To reveal structural and functional features of archaeal cold-adapted proteins we sequenced the elongation factor 2 (EF-2) gene (aef2) from psychrotrophic, (M. burtonii; Topt: 23℃), mesophilic (Methanococcoides methylutens; Topt: 35℃) and thermophilic (Methanosarcina thermophila; Topt: 50℃) archaea that form a close phylogenetic cluster (16S-rRNA identity >90%).

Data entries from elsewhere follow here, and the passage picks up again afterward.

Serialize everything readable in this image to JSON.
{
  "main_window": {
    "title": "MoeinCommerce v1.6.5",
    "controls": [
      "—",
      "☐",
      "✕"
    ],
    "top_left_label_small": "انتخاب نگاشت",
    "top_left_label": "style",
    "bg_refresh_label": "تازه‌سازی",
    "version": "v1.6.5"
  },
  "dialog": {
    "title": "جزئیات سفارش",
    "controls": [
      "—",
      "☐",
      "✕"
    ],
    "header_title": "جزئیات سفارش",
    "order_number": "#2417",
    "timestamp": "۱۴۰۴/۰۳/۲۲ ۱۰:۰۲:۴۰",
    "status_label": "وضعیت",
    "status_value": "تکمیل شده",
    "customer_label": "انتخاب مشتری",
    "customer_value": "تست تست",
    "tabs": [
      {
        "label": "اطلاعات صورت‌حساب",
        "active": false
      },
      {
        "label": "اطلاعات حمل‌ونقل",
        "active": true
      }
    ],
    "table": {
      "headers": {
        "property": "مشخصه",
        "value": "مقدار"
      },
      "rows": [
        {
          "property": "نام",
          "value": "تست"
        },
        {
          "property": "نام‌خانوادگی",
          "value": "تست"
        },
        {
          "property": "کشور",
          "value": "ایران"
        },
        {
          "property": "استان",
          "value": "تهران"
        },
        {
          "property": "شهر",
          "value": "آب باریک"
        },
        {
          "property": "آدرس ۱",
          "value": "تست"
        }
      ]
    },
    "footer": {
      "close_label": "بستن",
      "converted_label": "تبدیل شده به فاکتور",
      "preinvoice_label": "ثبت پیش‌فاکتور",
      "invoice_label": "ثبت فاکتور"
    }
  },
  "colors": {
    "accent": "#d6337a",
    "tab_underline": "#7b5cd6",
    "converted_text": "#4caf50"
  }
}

The aef2-genes contain 2190 bp (corresonding to 730 AA) and the analysis of gene-sequences down- and up-stream of the aef2-genes suggest that they are organized in a streptomycin (str)-operon similar to Escherichia coli. Analysis of the amino acid-sequences revealed that the proteins are generally similar, although specific differences in amino acid-composition are evident. An alignment of all three elongation factor proteins showed a significant number of unique amino acid-residues; 41, 37, 144 residues for M. burtonii, M. methylutens and M. thermophila, respectively. Subsequent three dimensional-modeling of various domains of the archaeal elongation factors with they crystal structure of the bacterial Thermus thermophila EF-G, revealed that most unique residues had little effect on the topology of the predicted structures. Interestingly however, a few specific residues appeared to cause structural changes that may be associated with thermal activity. These data indicate that a limited number of amino acid-changes may be sufficient to confer adaptation to the elongation factors in accordance with the environments that they were isolated from.
To further characterize the structural and functional properties of these elongation factors we are currently over-expressing and purifying the proteins (preliminary results will be presented).
1. Franzmann, P.D., Springer, N., Ludwig, W., Conway de Macario, E., and Rhode, M. (1992) System. Appl. Microbiol., 15, 573-581.